Das soll keine Absage an die Auszeit sein – sondern die Forderung, sie aktiv zu gestalten, statt passiv auszusitzen. Wer das Netzwerk bewusst pflegt, in dieser Phase eine sichtbare Weiterbildung, ein Mandat, einen Beirat oder ein begrenztes Projekt platziert, hält den Marktwert stabil und macht aus der Lücke eine erklärbare, sogar wertsteigernde Episode. Die Auszeit ist dann kein Stillstand, sondern eine kuratierte Repositionierung.
Sabbatical und Dispo-Jahr im direkten Vergleich
Entscheidungsdimension
Sabbatical
Dispo-Jahr
Typisches Ziel
Stressabbau, Neuorientierung, nächster Karriereschritt
Überbrückung bis Vorruhestand/Rente
Steuer-Hebel (Fünftelregelung)
Steuerprogression abhängig vom steuerpflichtigen Jahreseinkommen
ALG-Bezug wird ins Folgejahr verschoben – Progressionsvorbehalt entkoppelt
Sperrzeit (§ 159 SGB III)
Risiko, dass Sperrzeit in die Bewerbungsphase fällt
Sperrzeit-Minderung entfällt nach Ablauf eines Jahres
ALG-Anwartschaft (§ 142/143)
Gefährdet, wenn Auszeit die Rahmenfrist überdehnt
Hohes Risiko: 12 Monate können aus 30-Monats-Rahmenfrist rutschen
Sozialversicherung
KV/PV und Altersvorsorge selbst absichern; Rentenlücke
KV/PV und Altersvorsorge selbst absichern; keine Beiträge über die Agentur
Wert der Arbeitskraft/ "Marktwert"
Kompetenzverfall, bröckelndes Netzwerk, Risiko von Gehaltseinbußen im Folgejob
Nachrangig (kein Wiedereinstieg geplant), aber Aktivitätsstatus beachten
Größtes übersehenes Risiko
Timing nicht synchronisiert + stille Abschreibung der Arbeitskraft
Erlöschen der Anwartschaft durch zu langes Strecken
Die Steuer-Falle: Die Fünftelregelung richtig takten
Sowohl beim Dispo-Jahr als auch beim Sabbatical nach dem Exit kann die steuerliche Komponente der Abfindung ein zentraler finanzieller Hebel sein. Seit 2006 sind Abfindungen voll steuerpflichtig. Die einzige nennenswerte Entlastung bietet die Fünftelregelung (§ 34 EStG), die eine fiktive Verteilung der Steuerlast auf fünf Jahre simuliert und so die Steuerprogression abmildert.

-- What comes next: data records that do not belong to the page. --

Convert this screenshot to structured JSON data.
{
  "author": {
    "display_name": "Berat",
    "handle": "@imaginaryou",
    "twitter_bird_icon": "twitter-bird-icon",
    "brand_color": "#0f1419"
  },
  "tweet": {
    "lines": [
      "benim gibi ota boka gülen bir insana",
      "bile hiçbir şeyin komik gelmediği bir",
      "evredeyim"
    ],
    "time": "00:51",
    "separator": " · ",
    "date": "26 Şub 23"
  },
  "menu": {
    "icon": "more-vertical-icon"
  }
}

Diese Ermäßigung greift jedoch nur bei einer "Zusammenballung von Einkünften". Die Abfindung muss zusammen mit den übrigen Einkünften des Auszahlungsjahres höher sein als das, was bei ungestörter Fortsetzung des Arbeitsverhältnisses geflossen wäre. Ab dem 1. Januar 2025 wird die Fünftelregelung zudem nicht mehr direkt über den Lohnsteuerabzug des Arbeitgebers berücksichtigt, sondern muss über die Steuererklärung geltend gemacht werden.
Entscheidungsarchitektur statt Aktionismus
Die Wahl zwischen Sabbatical und Dispo-Jahr ist keine Frage des Geschmacks, sondern eine Frage der strategischen Entscheidungsarchitektur. Bevor Aufhebungsverträge unterzeichnet oder Abfindungen terminiert werden, müssen zumindest für die Finanzplanung folgende Eckpfeiler zementiert sein:
Die exakte Berechnung der Rahmenfrist zur Sicherung der ALG-Anwartschaft.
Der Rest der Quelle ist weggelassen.